Ioan Popa, der neue Bürgermeister von Reschitza, war gerade mal fünf Stunden offiziell im Amt, als er im einhundert Kilometer entfernten Temeswar, den Investoren und Werksleitern aus dem Deutschsprachigen Wirtschaftsklub Banat (DWC) gegenüberstand. „Reschitza hat ein großes wirtschaftliches Potential, das derzeit unausreichend genutzt ist“, so Bürgermeister Popa. In diesem Kontext wies er auf die existierende Infrastruktur, aber auch auf das vorhandene Fachpersonal in der ehemaligen Hochburg rumänischer Schwerindustrie hin. Wie es um das Investitionsklima in Reschitza bestellt ist, kann man problemlos auch aus der Aussage eines Schweizer Investors herauslesen, der sich bereits vor Jahren etwa 70 Kilometer von Reschitza entfernt, niedergelassen hat: „Wir fanden keinen entsprechenden Standort in Reschitza um eine Niederlassung zu errichten, aber unsere besten Facharbeiter kommen eben aus dieser Stadt“.
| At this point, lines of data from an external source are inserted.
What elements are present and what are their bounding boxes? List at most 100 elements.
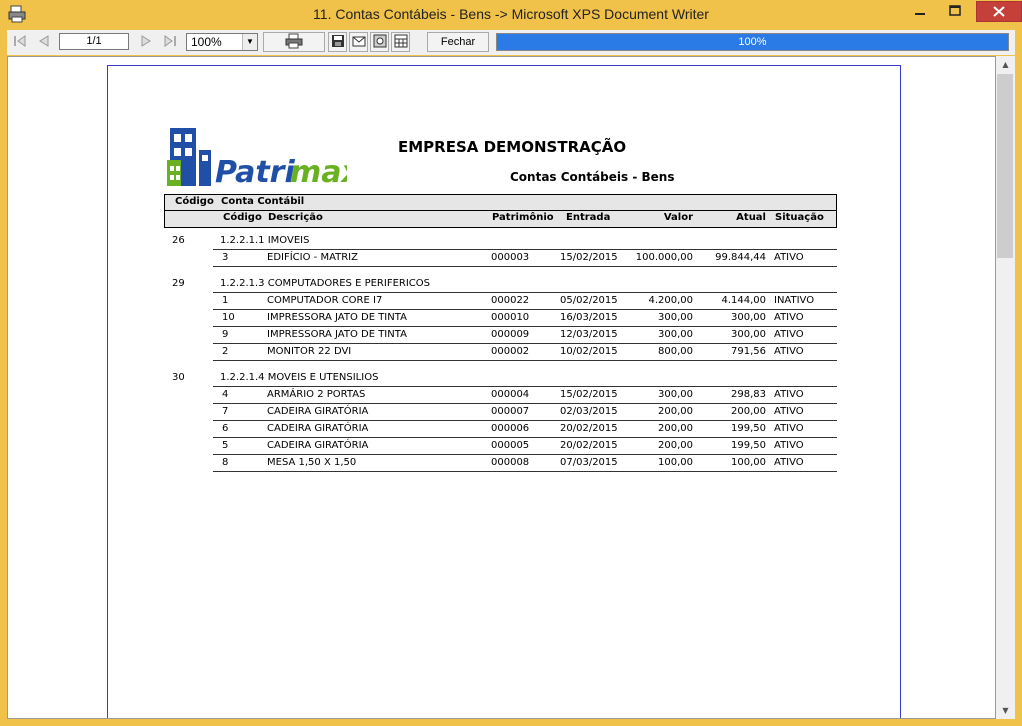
item-codigo: 8: [222, 457, 229, 468]
item-patrimonio: 000009: [491, 329, 530, 340]
item-patrimonio: 000006: [491, 423, 530, 434]
report-page: Patri max EMPRESA DEMONSTRAÇÃO Contas Co…: [107, 65, 901, 718]
item-situacao: ATIVO: [774, 252, 804, 263]
item-entrada: 02/03/2015: [560, 406, 618, 417]
item-descricao: EDIFÍCIO - MATRIZ: [267, 252, 358, 263]
group-codigo: 30: [172, 372, 185, 383]
svg-text:Patri: Patri: [215, 155, 295, 190]
title-bar[interactable]: 11. Contas Contábeis - Bens -> Microsoft…: [0, 0, 1022, 30]
item-atual: 100,00: [731, 457, 766, 468]
first-page-icon: [12, 34, 28, 51]
header-situacao: Situação: [775, 212, 824, 223]
row-divider: [213, 471, 837, 472]
item-descricao: ARMÁRIO 2 PORTAS: [267, 389, 366, 400]
chevron-down-icon: ▼: [1002, 706, 1009, 715]
item-codigo: 2: [222, 346, 229, 357]
printer-icon: [285, 33, 303, 52]
item-situacao: ATIVO: [774, 346, 804, 357]
item-entrada: 16/03/2015: [560, 312, 618, 323]
row-divider: [213, 437, 837, 438]
last-page-button[interactable]: [159, 32, 181, 52]
close-preview-button[interactable]: Fechar: [427, 32, 489, 52]
item-situacao: ATIVO: [774, 389, 804, 400]
next-page-icon: [138, 34, 154, 51]
page-setup-button[interactable]: [391, 32, 410, 52]
row-divider: [213, 343, 837, 344]
last-page-icon: [162, 34, 178, 51]
print-button[interactable]: [263, 32, 325, 52]
item-descricao: IMPRESSORA JATO DE TINTA: [267, 312, 407, 323]
item-situacao: INATIVO: [774, 295, 815, 306]
item-descricao: IMPRESSORA JATO DE TINTA: [267, 329, 407, 340]
group-codigo: 26: [172, 235, 185, 246]
item-entrada: 20/02/2015: [560, 423, 618, 434]
item-descricao: CADEIRA GIRATÓRIA: [267, 423, 369, 434]
item-valor: 200,00: [658, 406, 693, 417]
item-atual: 300,00: [731, 329, 766, 340]
export-button[interactable]: [370, 32, 389, 52]
item-atual: 4.144,00: [721, 295, 766, 306]
zoom-select[interactable]: 100% ▼: [186, 33, 258, 51]
header-valor: Valor: [663, 212, 693, 223]
scroll-thumb[interactable]: [997, 74, 1013, 258]
item-codigo: 4: [222, 389, 229, 400]
group-conta: 1.2.2.1.1 IMOVEIS: [220, 235, 310, 246]
progress-text: 100%: [738, 36, 767, 48]
close-window-button[interactable]: [976, 1, 1022, 22]
window-title: 11. Contas Contábeis - Bens -> Microsoft…: [313, 6, 709, 22]
item-situacao: ATIVO: [774, 406, 804, 417]
item-descricao: COMPUTADOR CORE I7: [267, 295, 383, 306]
item-codigo: 9: [222, 329, 229, 340]
group-codigo: 29: [172, 278, 185, 289]
next-page-button[interactable]: [135, 32, 157, 52]
previous-page-icon: [36, 34, 52, 51]
group-divider: [213, 249, 837, 250]
item-patrimonio: 000002: [491, 346, 530, 357]
item-codigo: 10: [222, 312, 235, 323]
vertical-scrollbar[interactable]: ▲ ▼: [996, 56, 1015, 719]
item-valor: 300,00: [658, 389, 693, 400]
header-codigo: Código: [175, 196, 214, 207]
row-divider: [213, 360, 837, 361]
item-entrada: 05/02/2015: [560, 295, 618, 306]
item-patrimonio: 000005: [491, 440, 530, 451]
first-page-button[interactable]: [9, 32, 31, 52]
item-valor: 100,00: [658, 457, 693, 468]
table-header: Código Conta Contábil Código Descrição P…: [164, 194, 837, 228]
group-divider: [213, 386, 837, 387]
minimize-button[interactable]: [905, 1, 935, 21]
item-valor: 300,00: [658, 329, 693, 340]
item-valor: 200,00: [658, 440, 693, 451]
item-codigo: 1: [222, 295, 229, 306]
item-valor: 4.200,00: [648, 295, 693, 306]
scroll-up-button[interactable]: ▲: [996, 56, 1015, 73]
item-codigo: 6: [222, 423, 229, 434]
item-situacao: ATIVO: [774, 312, 804, 323]
zoom-value: 100%: [191, 35, 222, 49]
item-entrada: 10/02/2015: [560, 346, 618, 357]
envelope-icon: [352, 35, 366, 50]
item-descricao: MONITOR 22 DVI: [267, 346, 352, 357]
header-atual: Atual: [736, 212, 766, 223]
scroll-down-button[interactable]: ▼: [996, 702, 1015, 719]
item-situacao: ATIVO: [774, 457, 804, 468]
item-entrada: 15/02/2015: [560, 252, 618, 263]
item-valor: 300,00: [658, 312, 693, 323]
item-patrimonio: 000003: [491, 252, 530, 263]
item-descricao: CADEIRA GIRATÓRIA: [267, 440, 369, 451]
item-situacao: ATIVO: [774, 440, 804, 451]
item-situacao: ATIVO: [774, 423, 804, 434]
page-number-input[interactable]: 1/1: [59, 33, 129, 50]
row-divider: [213, 403, 837, 404]
save-button[interactable]: [328, 32, 347, 52]
email-button[interactable]: [349, 32, 368, 52]
header-divider: [165, 210, 836, 211]
item-atual: 199,50: [731, 423, 766, 434]
maximize-button[interactable]: [940, 1, 970, 21]
report-viewport[interactable]: Patri max EMPRESA DEMONSTRAÇÃO Contas Co…: [7, 56, 996, 719]
item-entrada: 20/02/2015: [560, 440, 618, 451]
previous-page-button[interactable]: [33, 32, 55, 52]
svg-text:max: max: [290, 155, 347, 190]
item-patrimonio: 000010: [491, 312, 530, 323]
item-patrimonio: 000008: [491, 457, 530, 468]
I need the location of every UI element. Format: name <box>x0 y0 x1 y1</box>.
Die vermeintlich hohe Arbeitslosenrate in Reschitza würde nicht den reellen Daten vor Ort entsprechen, sagte Ioan Popa. Nur 600-700 Reschitzaer würden Sozialleistungen in der Stadt beanspruchen. „Die meisten arbeiten in Deutschland oder Österreich und mittelfristig rechne ich mit ihnen auf dem lokalen Arbeitsmarkt“, sagte Popa. Der seit acht Jahren fertiggestellte und ungenutzte Industriepark, die Möglichkeit zu Greenfield-Investitionen und das touristische Potential könnte nach Ansicht des Bürgermeisters eben diese Fachkräfte an ihrem Wohnort nutzen, so der Bürgermeister. Um jedoch die Heimkehr seiner Landsleute anzuregen, beabsichtigt er kurzfristig Arbeiter aus anderen Verwaltungskreisen anzuheuern. Das eventuell dabei entstehende Wohnungsproblem hätte er nicht, denn in den letzten 25 Jahren ist die Anzahl der Bewohner von Reschitza von 120.000 auf knapp über 70.000 zurückgegangen. Dadurch gibt es auch viele leerstehende Wohnungen in Reschitza, erwähnte Ioan Popa. Der in den letzten zwei Jahrzehnten erfolgreiche Unternehmer findet seine Strategie selbst etwas eigenartig, glaubt jedoch damit Erfolg zu haben. Über die duale Berufsausbildung möchte er ausreichend Arbeitskräfte heranziehen, denn von der Infrastruktur her, habe Reschitza „viel zu bieten“. 15 Hektar Industriepark und 32 Hektar Baugrund für Investitionen auf „grüner Wiese“ stehen als Argumente, genau so wie eine gute Stromversorgung, die schon allein daher kommt, dass die beiden großen ehemals als strategisch angesehenen Werke der Stadt im Kommunismus bestens mit Strom versorgt werden mussten.
Natürlich werden Investoren sich durch die Argumente von Ioan Popa anlocken lassen, vor allem wenn er seine Absicht umsetzen kann und Genehmigungen im Bürgermeisteramt künftig keine Investitionshürde mehr sind. Doch diese Investoren werden erst einmal versuchen, mit ihren Löhnen auf das Level des derzeitigen Wirtschaftsstandortes im Banater Bergland zu gehen - und da sind die Löhne in Industrie und Gastronomie weit unter dem Lohndurchschnitt in Rumänien angesetzt. Dies würde bedeuten, dass es schwierig ist, gute Facharbeiter auf Dauer zu gewinnen. Wettbewerb und qualifizierte Arbeiten könnten das Lohnniveau verbessern, zeigt sich Bürgermeister Popa auch in dieser Hinsicht optimistisch. Der erfolgreiche Unternehmer ist in die Politik gegangen, um „die Talfahrt von Reschitza aufzuhalten“. In vier Jahren wird er daran gemessen, ob er diese Talfahrt in übertragenden Sinn zu einer Bergtour umdefinieren konnte.